Avec de tels résultats, le secteur automobile français peut aborder sereinement la rentrée. Au mois d’août, les immatriculations de voitures neuves dans l’Hexagone ont réalisé une belle progression de 24,28% en rythme annuel, selon les données communiquées vendredi 1er par la Plateforme automobile (PFA). Cette dernière dénombre 113 599 ventes, contre 91 403 un an plus tôt. Cette belle performance s’explique notamment par celles des groupes Stellantis et Renault, qui ont respectivement écoulé 33 156 et 27 214 unités, soit +8,03% et +37,24% sur un an.
Chez le constructeur aux 14 marques, Peugeot s’est distingué avec des ventes en hausse de +11,37% pour 15 911 véhicules livrés, tout comme Jeep et DS (+76,55% et +66,44% pour 542 et 1 741 voitures particulières écoulées). En revanche, les immatriculations de Citroën ont chuté de 7,55%. Il s’est vendu 8 846 véhicules de la marque au mois d’août 2023 contre 9 568 sur la même période il y a un an. Chez le groupe Renault, les ventes de la marque éponyme ont carrément doublé avec 16 508 voitures particulières neuves livrées au mois d’août 2023. Un score supérieur à celui de Dacia, qui a vendu 10 586 voitures, soit 19,67% de plus qu’il y a un an.

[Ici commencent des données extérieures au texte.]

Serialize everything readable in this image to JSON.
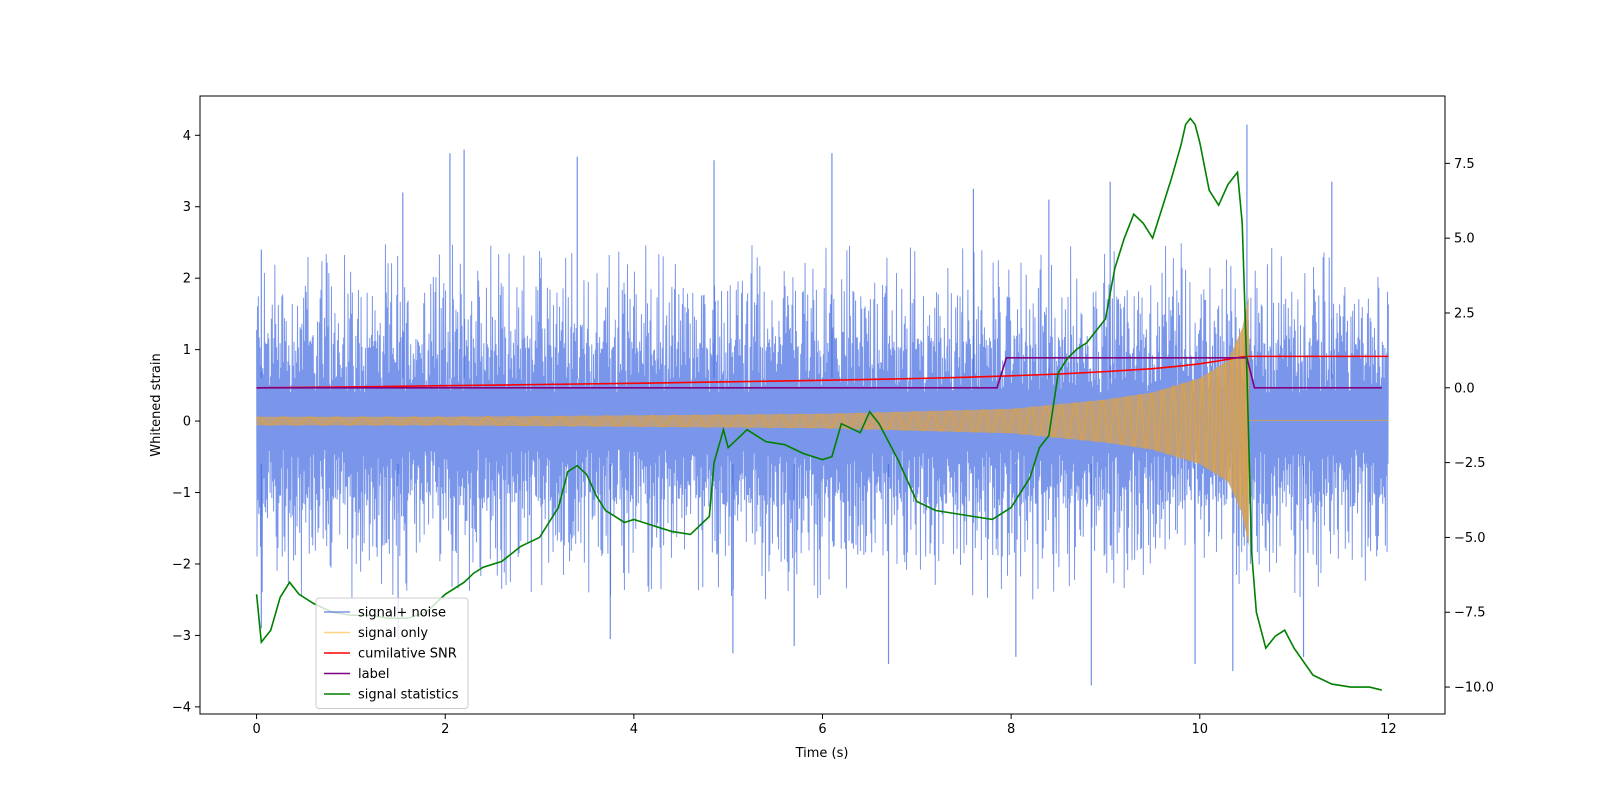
{
  "chart_data": {
    "type": "line",
    "title": "",
    "xlabel": "Time (s)",
    "ylabel_left": "Whitened strain",
    "ylabel_right": "",
    "xlim": [
      -0.6,
      12.6
    ],
    "ylim_left": [
      -4.1,
      4.55
    ],
    "ylim_right": [
      -10.9,
      9.75
    ],
    "x_ticks": [
      0,
      2,
      4,
      6,
      8,
      10,
      12
    ],
    "x_tick_labels": [
      "0",
      "2",
      "4",
      "6",
      "8",
      "10",
      "12"
    ],
    "y_left_ticks": [
      -4,
      -3,
      -2,
      -1,
      0,
      1,
      2,
      3,
      4
    ],
    "y_left_tick_labels": [
      "−4",
      "−3",
      "−2",
      "−1",
      "0",
      "1",
      "2",
      "3",
      "4"
    ],
    "y_right_ticks": [
      -10,
      -7.5,
      -5,
      -2.5,
      0,
      2.5,
      5,
      7.5
    ],
    "y_right_tick_labels": [
      "−10.0",
      "−7.5",
      "−5.0",
      "−2.5",
      "0.0",
      "2.5",
      "5.0",
      "7.5"
    ],
    "grid": false,
    "legend_position": "lower-left",
    "legend": [
      {
        "label": "signal+ noise",
        "color": "#4169e1"
      },
      {
        "label": "signal only",
        "color": "#ffa500"
      },
      {
        "label": "cumilative SNR",
        "color": "#ff0000"
      },
      {
        "label": "label",
        "color": "#800080"
      },
      {
        "label": "signal statistics",
        "color": "#008000"
      }
    ],
    "series": [
      {
        "name": "signal+ noise",
        "axis": "left",
        "color": "#4169e1",
        "kind": "noise",
        "x_range": [
          0,
          12
        ],
        "typical_max": 2.4,
        "typical_min": -2.3,
        "peaks": [
          [
            0.05,
            2.4
          ],
          [
            1.55,
            3.2
          ],
          [
            2.05,
            3.75
          ],
          [
            2.2,
            3.8
          ],
          [
            3.4,
            3.7
          ],
          [
            4.85,
            3.65
          ],
          [
            6.1,
            3.75
          ],
          [
            7.6,
            3.25
          ],
          [
            8.4,
            3.1
          ],
          [
            9.05,
            3.35
          ],
          [
            10.5,
            4.15
          ],
          [
            11.4,
            3.35
          ]
        ],
        "troughs": [
          [
            0.05,
            -2.9
          ],
          [
            1.5,
            -3.05
          ],
          [
            3.75,
            -3.05
          ],
          [
            5.05,
            -3.25
          ],
          [
            5.7,
            -3.15
          ],
          [
            6.7,
            -3.4
          ],
          [
            8.05,
            -3.3
          ],
          [
            8.85,
            -3.7
          ],
          [
            9.95,
            -3.4
          ],
          [
            10.35,
            -3.5
          ],
          [
            11.1,
            -3.3
          ]
        ]
      },
      {
        "name": "signal only",
        "axis": "left",
        "color": "#ffa500",
        "kind": "chirp",
        "x_range": [
          0,
          10.52
        ],
        "envelope": [
          [
            0,
            0.06
          ],
          [
            2,
            0.06
          ],
          [
            4,
            0.08
          ],
          [
            6,
            0.1
          ],
          [
            8,
            0.17
          ],
          [
            9,
            0.3
          ],
          [
            9.5,
            0.4
          ],
          [
            10,
            0.6
          ],
          [
            10.3,
            0.85
          ],
          [
            10.45,
            1.3
          ],
          [
            10.52,
            1.75
          ]
        ],
        "after_value": 0.01
      },
      {
        "name": "cumilative SNR",
        "axis": "right",
        "color": "#ff0000",
        "x": [
          0,
          1,
          2,
          3,
          4,
          5,
          6,
          7,
          7.5,
          8,
          8.5,
          9,
          9.5,
          9.8,
          10,
          10.2,
          10.35,
          10.45,
          10.5,
          11,
          12
        ],
        "y": [
          0,
          0.03,
          0.07,
          0.11,
          0.15,
          0.2,
          0.25,
          0.31,
          0.35,
          0.4,
          0.46,
          0.54,
          0.64,
          0.73,
          0.8,
          0.9,
          0.98,
          1.03,
          1.05,
          1.05,
          1.05
        ]
      },
      {
        "name": "label",
        "axis": "right",
        "color": "#800080",
        "x": [
          0,
          7.85,
          7.95,
          10.5,
          10.58,
          11.93
        ],
        "y": [
          0,
          0,
          1,
          1,
          0,
          0
        ]
      },
      {
        "name": "signal statistics",
        "axis": "right",
        "color": "#008000",
        "x": [
          0,
          0.05,
          0.15,
          0.25,
          0.35,
          0.45,
          0.6,
          0.8,
          1.0,
          1.2,
          1.4,
          1.6,
          1.8,
          2.0,
          2.2,
          2.3,
          2.4,
          2.6,
          2.8,
          3.0,
          3.2,
          3.3,
          3.4,
          3.5,
          3.6,
          3.7,
          3.8,
          3.9,
          4.0,
          4.2,
          4.4,
          4.6,
          4.8,
          4.85,
          4.95,
          5.0,
          5.2,
          5.4,
          5.6,
          5.8,
          6.0,
          6.1,
          6.2,
          6.4,
          6.5,
          6.6,
          6.8,
          7.0,
          7.2,
          7.4,
          7.6,
          7.8,
          8.0,
          8.2,
          8.3,
          8.4,
          8.5,
          8.6,
          8.7,
          8.8,
          9.0,
          9.1,
          9.2,
          9.3,
          9.4,
          9.5,
          9.6,
          9.7,
          9.8,
          9.85,
          9.9,
          9.95,
          10.0,
          10.1,
          10.2,
          10.3,
          10.4,
          10.45,
          10.5,
          10.55,
          10.6,
          10.7,
          10.8,
          10.9,
          11.0,
          11.2,
          11.4,
          11.6,
          11.8,
          11.93
        ],
        "y": [
          -6.9,
          -8.5,
          -8.1,
          -7.0,
          -6.5,
          -6.9,
          -7.2,
          -7.5,
          -7.6,
          -7.6,
          -7.7,
          -7.7,
          -7.5,
          -6.9,
          -6.5,
          -6.2,
          -6.0,
          -5.8,
          -5.3,
          -5.0,
          -4.0,
          -2.8,
          -2.6,
          -2.9,
          -3.6,
          -4.1,
          -4.3,
          -4.5,
          -4.4,
          -4.6,
          -4.8,
          -4.9,
          -4.3,
          -2.5,
          -1.4,
          -2.0,
          -1.4,
          -1.8,
          -1.9,
          -2.2,
          -2.4,
          -2.3,
          -1.2,
          -1.5,
          -0.8,
          -1.2,
          -2.4,
          -3.8,
          -4.1,
          -4.2,
          -4.3,
          -4.4,
          -4.0,
          -3.0,
          -2.0,
          -1.6,
          0.5,
          1.0,
          1.3,
          1.5,
          2.3,
          4.0,
          5.0,
          5.8,
          5.5,
          5.0,
          6.0,
          7.0,
          8.1,
          8.8,
          9.0,
          8.8,
          8.2,
          6.6,
          6.1,
          6.8,
          7.2,
          5.5,
          0.5,
          -5.5,
          -7.5,
          -8.7,
          -8.3,
          -8.1,
          -8.7,
          -9.6,
          -9.9,
          -10.0,
          -10.0,
          -10.1
        ]
      }
    ]
  }
}
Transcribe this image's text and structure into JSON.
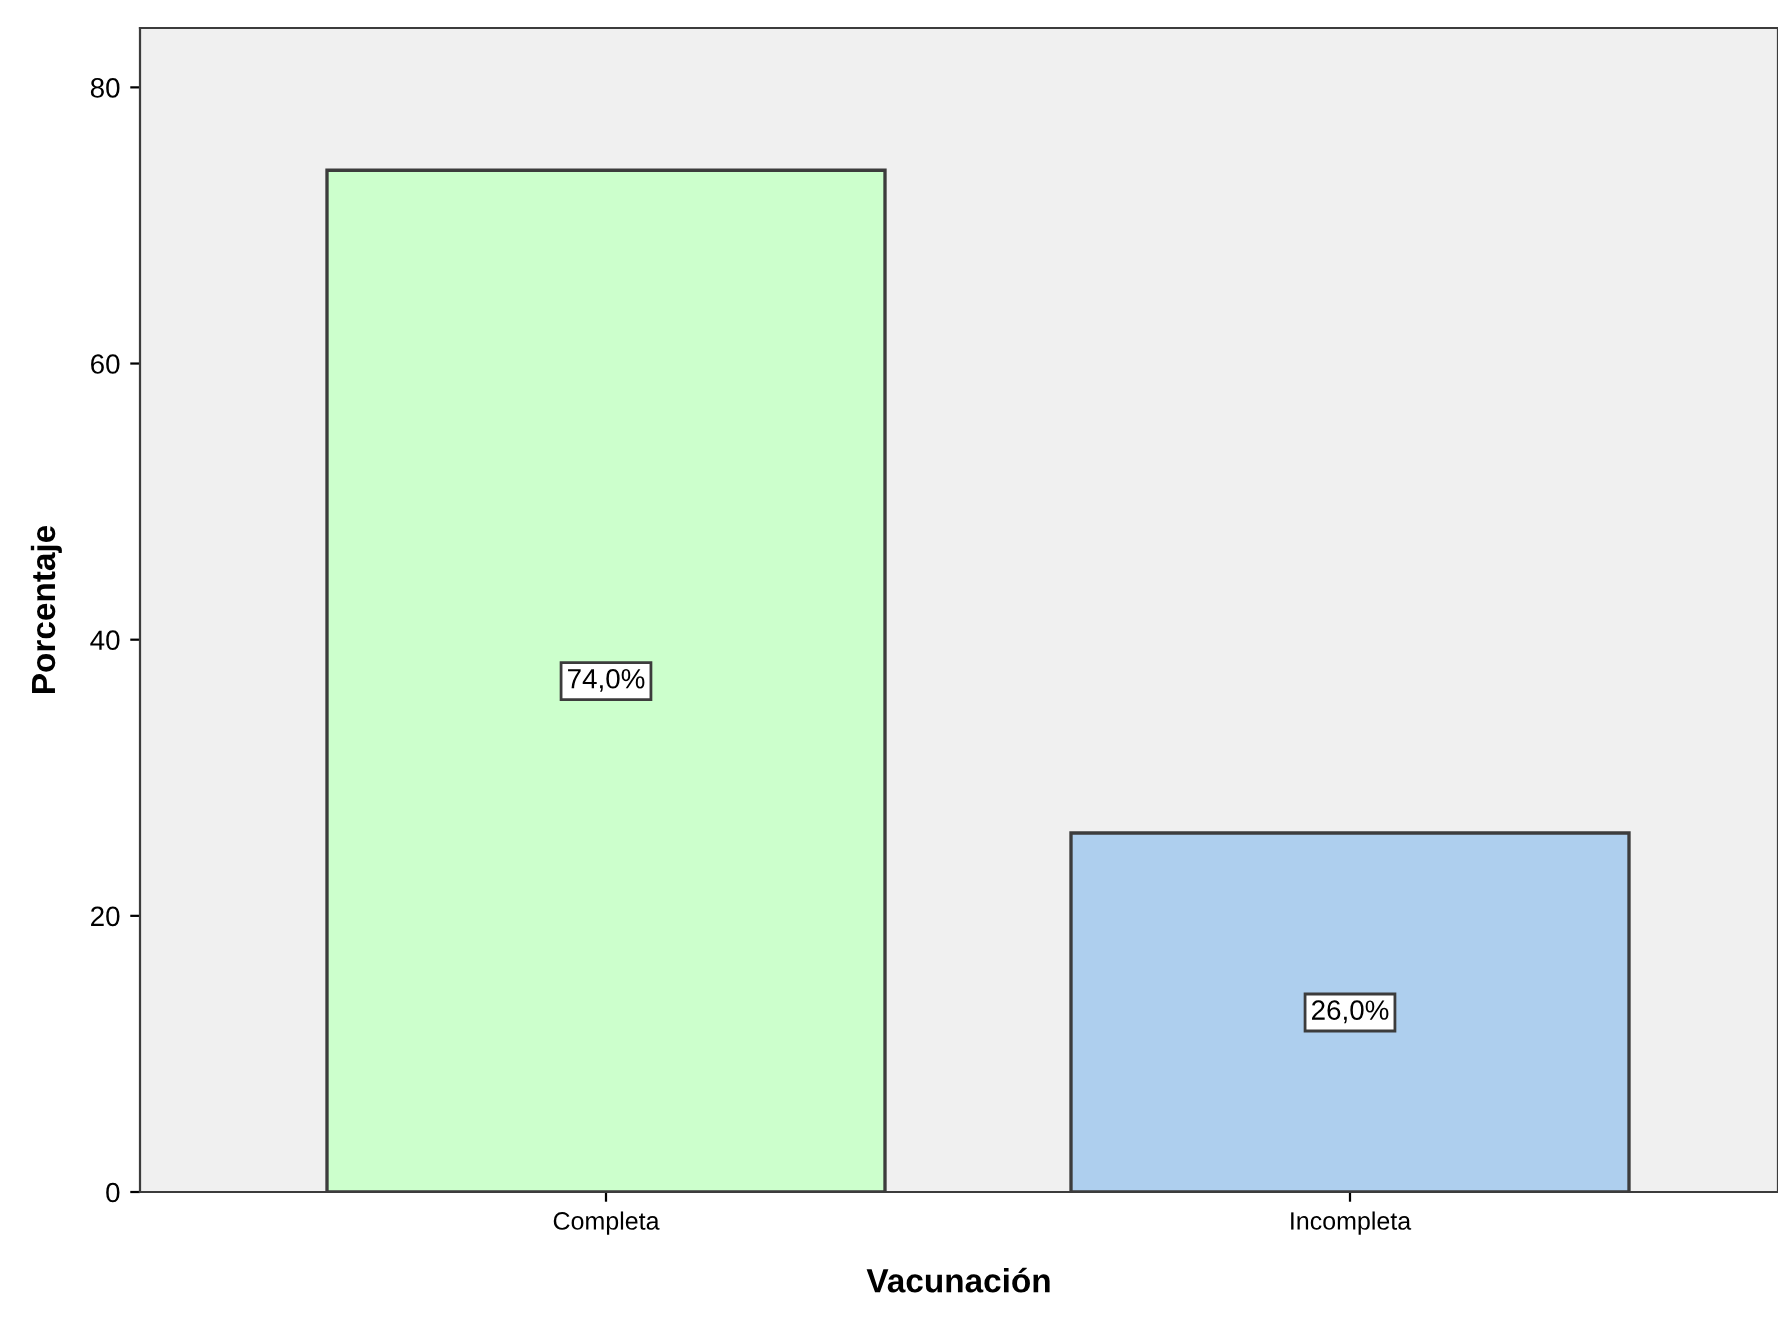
{
  "chart_data": {
    "type": "bar",
    "xlabel": "Vacunación",
    "ylabel": "Porcentaje",
    "categories": [
      "Completa",
      "Incompleta"
    ],
    "values": [
      74.0,
      26.0
    ],
    "colors": [
      "#ccffcc",
      "#aecfee"
    ],
    "value_labels": [
      "74,0%",
      "26,0%"
    ],
    "ylim": [
      0,
      84.3
    ],
    "yticks": [
      0,
      20,
      40,
      60,
      80
    ],
    "grid": false,
    "legend": false
  }
}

Une croissance à deux chiffres pour la plupart des constructeurs
Avec 13 678 véhicules immatriculés au mois d’août dans l’Hexagone (+23,01%), le groupe Volkswagen arrive troisième au classement en volume après les deux constructeurs français. La marque Volkswagen, qui occupe une part de marché de 5,94%, a livré 21,23% de plus qu’il y a un an, soit 6 755 contre 5 572. Audi et Skoda tirent aussi leur épingle du jeu avec 2 883 ventes pour la première (+14,09%) et 2 423 pour la seconde (+35,59%). En revanche, Porsche n’a écoulé que 110 voitures particulières neuves au mois d’août, soit 25,17% de moins que l’année dernière.
Les autres grands constructeurs comme Toyota (+10,85%, 8 155 véhicules), Nissan (+14,47%, 1 740), Daimler (+13,57%, 3 214), Hyundai (+15,89%, 6 424) ont tous vu leurs ventes croître de manière notable. C’est aussi le cas des groupes aux parts de marché moins importantes tels que Tata, qui détient Jaguar et Land Rover, et qui a vendu 20,41% voitures de plus sur un an en France (472). Ou encore de Suzuki, dont les livraisons ont explosées (+91,66%) pour s’établir à 1 516 unités. Enfin, Tesla a vendu 5 365 voitures électriques, soit 460,61% de plus qu’en août 2022. Seuls constructeurs à la peine, le groupe Geely et sa marque Volvo dont les véhicules se sont écoulés à seulement 563 exemplaires (-31,34%), et Mitsubishi qui n’a vendu que 184 voitures (-20%).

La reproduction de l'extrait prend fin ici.